Le prochain chef du FBI aura pour délicate mission de concilier l’exigence d’indépendance qu’on attend de lui et la poursuite de l’enquête brûlante sur une éventuelle collusion entre des proches de Donald Trump et le gouvernement russe.

Il risque de devoir se retrouver à faire un grand écart, le président ne manquant pas une occasion de désigner l’objectif même de ces investigations comme des « fausses informations ».

Après l’abrupt limogeage mardi soir du grand patron de la police fédérale américaine, James Comey, « il n’est plus possible pour le FBI de mener son enquête sur l’ingérence russe dans l’élection de manière vraiment indépendante », estime Julian Sanchez, chercheur au Cato Institute.

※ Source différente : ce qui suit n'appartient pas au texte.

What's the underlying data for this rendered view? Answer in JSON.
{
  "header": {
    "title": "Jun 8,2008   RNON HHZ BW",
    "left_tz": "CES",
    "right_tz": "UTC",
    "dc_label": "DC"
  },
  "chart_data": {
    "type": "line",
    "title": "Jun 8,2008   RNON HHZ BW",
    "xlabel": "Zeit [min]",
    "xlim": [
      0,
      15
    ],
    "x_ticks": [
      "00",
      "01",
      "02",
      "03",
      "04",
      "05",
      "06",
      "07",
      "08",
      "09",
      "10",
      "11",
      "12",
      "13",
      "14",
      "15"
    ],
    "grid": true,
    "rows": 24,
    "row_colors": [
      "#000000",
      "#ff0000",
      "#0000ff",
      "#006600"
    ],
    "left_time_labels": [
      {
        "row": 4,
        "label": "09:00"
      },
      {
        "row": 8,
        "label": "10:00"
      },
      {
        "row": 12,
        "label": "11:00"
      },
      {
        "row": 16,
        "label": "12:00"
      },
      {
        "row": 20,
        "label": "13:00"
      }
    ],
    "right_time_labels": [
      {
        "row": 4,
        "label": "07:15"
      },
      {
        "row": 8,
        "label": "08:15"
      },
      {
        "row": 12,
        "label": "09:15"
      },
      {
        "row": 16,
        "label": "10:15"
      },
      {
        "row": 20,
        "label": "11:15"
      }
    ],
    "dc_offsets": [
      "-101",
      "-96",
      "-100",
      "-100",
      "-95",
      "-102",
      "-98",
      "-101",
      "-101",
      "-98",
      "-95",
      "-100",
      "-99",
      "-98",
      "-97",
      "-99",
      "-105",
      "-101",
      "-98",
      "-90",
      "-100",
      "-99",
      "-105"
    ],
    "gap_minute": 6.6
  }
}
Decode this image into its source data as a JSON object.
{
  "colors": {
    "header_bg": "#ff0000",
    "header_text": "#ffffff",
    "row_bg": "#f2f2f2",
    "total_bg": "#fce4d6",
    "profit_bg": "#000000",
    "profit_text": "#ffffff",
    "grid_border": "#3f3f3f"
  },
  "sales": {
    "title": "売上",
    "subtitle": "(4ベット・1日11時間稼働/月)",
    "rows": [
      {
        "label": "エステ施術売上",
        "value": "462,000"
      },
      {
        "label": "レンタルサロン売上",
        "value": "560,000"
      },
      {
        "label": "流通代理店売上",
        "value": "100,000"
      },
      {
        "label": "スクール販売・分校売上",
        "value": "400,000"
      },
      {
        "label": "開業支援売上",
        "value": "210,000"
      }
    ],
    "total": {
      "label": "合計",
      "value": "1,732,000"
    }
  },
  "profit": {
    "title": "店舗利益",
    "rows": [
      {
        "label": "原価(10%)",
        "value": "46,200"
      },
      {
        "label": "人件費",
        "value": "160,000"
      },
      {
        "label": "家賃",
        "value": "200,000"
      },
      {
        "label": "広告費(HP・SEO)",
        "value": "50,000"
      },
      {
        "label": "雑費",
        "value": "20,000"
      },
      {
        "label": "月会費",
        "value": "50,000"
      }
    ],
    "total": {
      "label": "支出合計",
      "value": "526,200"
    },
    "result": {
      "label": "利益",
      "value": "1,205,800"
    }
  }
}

« Même si le futur directeur du FBI évite tout soupçon de vouloir influencer l’enquête, les dégâts sont faits; voir la tête de Comey sur une pique c’est déjà de l’influence ».

Le directeur par intérim du FBI a lui au contraire assuré jeudi au Congrès que l’enquête se poursuivait normalement, « quelles que soient les décisions ». « Il n’y a eu aucune tentative d’entraver notre enquête à ce jour », a ajouté Andrew McCabe.

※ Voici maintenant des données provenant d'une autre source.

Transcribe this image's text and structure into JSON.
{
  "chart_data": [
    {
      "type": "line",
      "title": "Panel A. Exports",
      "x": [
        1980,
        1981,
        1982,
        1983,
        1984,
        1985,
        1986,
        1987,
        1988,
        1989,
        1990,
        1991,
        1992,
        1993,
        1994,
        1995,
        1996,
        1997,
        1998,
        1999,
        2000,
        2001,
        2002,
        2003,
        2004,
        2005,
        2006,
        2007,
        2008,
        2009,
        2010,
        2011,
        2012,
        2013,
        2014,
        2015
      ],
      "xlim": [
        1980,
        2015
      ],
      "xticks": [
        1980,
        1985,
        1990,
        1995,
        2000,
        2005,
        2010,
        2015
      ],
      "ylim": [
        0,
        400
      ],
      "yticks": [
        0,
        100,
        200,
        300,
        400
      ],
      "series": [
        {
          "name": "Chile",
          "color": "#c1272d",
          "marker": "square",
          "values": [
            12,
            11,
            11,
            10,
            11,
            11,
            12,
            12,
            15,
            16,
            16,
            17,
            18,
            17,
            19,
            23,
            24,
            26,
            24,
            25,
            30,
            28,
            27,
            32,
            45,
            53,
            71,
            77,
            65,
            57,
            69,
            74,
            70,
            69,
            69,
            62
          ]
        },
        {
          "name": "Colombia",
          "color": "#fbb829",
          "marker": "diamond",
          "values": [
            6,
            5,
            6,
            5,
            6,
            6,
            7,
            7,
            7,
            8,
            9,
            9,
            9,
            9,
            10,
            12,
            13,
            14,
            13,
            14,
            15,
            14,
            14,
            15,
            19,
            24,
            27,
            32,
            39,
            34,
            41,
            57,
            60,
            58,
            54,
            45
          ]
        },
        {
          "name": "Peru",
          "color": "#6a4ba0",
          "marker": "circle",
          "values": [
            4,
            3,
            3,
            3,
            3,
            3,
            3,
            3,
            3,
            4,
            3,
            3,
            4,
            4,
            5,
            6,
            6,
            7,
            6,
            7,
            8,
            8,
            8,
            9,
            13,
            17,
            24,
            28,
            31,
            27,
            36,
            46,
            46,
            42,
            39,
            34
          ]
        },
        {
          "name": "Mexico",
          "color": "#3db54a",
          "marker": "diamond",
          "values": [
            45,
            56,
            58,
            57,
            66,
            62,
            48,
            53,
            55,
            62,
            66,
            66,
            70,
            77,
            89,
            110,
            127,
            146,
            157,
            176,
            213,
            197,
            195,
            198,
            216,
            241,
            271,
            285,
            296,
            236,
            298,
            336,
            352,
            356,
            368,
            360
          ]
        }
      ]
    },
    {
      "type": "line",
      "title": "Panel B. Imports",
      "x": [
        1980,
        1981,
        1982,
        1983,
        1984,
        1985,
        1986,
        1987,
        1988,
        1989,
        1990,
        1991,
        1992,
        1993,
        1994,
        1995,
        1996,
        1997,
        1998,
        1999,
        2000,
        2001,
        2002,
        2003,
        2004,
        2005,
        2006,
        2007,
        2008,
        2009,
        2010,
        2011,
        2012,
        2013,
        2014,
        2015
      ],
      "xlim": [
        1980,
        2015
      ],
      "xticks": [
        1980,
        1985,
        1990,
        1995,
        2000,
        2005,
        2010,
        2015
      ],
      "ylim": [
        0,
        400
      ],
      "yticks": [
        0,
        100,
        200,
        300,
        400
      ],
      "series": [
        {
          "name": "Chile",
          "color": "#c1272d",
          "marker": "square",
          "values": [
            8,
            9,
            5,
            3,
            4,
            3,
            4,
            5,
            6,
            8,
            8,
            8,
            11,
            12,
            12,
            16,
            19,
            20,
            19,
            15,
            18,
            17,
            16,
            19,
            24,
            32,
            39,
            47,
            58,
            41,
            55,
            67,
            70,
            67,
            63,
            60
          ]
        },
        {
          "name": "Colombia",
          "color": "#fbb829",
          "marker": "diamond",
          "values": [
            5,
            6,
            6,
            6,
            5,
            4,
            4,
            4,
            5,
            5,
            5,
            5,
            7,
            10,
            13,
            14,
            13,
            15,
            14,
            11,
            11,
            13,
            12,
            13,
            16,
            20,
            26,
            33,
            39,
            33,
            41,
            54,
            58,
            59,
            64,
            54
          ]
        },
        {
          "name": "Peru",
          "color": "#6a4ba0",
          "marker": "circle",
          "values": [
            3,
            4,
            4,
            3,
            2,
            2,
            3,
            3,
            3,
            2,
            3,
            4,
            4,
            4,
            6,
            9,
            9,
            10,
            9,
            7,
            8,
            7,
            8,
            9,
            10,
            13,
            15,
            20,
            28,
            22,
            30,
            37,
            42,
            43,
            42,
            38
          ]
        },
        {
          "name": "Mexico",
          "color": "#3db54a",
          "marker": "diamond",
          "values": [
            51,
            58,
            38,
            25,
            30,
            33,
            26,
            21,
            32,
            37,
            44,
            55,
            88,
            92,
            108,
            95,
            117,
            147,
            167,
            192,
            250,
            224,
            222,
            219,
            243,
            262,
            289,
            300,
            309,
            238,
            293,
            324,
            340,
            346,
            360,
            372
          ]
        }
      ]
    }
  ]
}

Mais, comme tous les directeurs du FBI l’ont constaté depuis la création de l’agence il y a 109 ans, la politique n’est jamais loin et les affrontements avec les occupants de la Maison Blanche qui les nomment presque inévitables.

Quiconque prendra les rênes de la célèbre agence forte de 30.000 employés pourrait devoir croiser le fer avec Donald Trump sur l’enquête russe. A l’opposé, si le successeur de M. Comey n’est pas assez incisif, il sera accusé de céder à la politique et aux pressions de la Maison Blanche.

Aux ordres ou adversaire

Depuis la mort en 1972 d’Edgar Hoover, qui a dirigé le Bureau durant 48 ans, les chefs du FBI ont servi les présidents à leurs risques et périls.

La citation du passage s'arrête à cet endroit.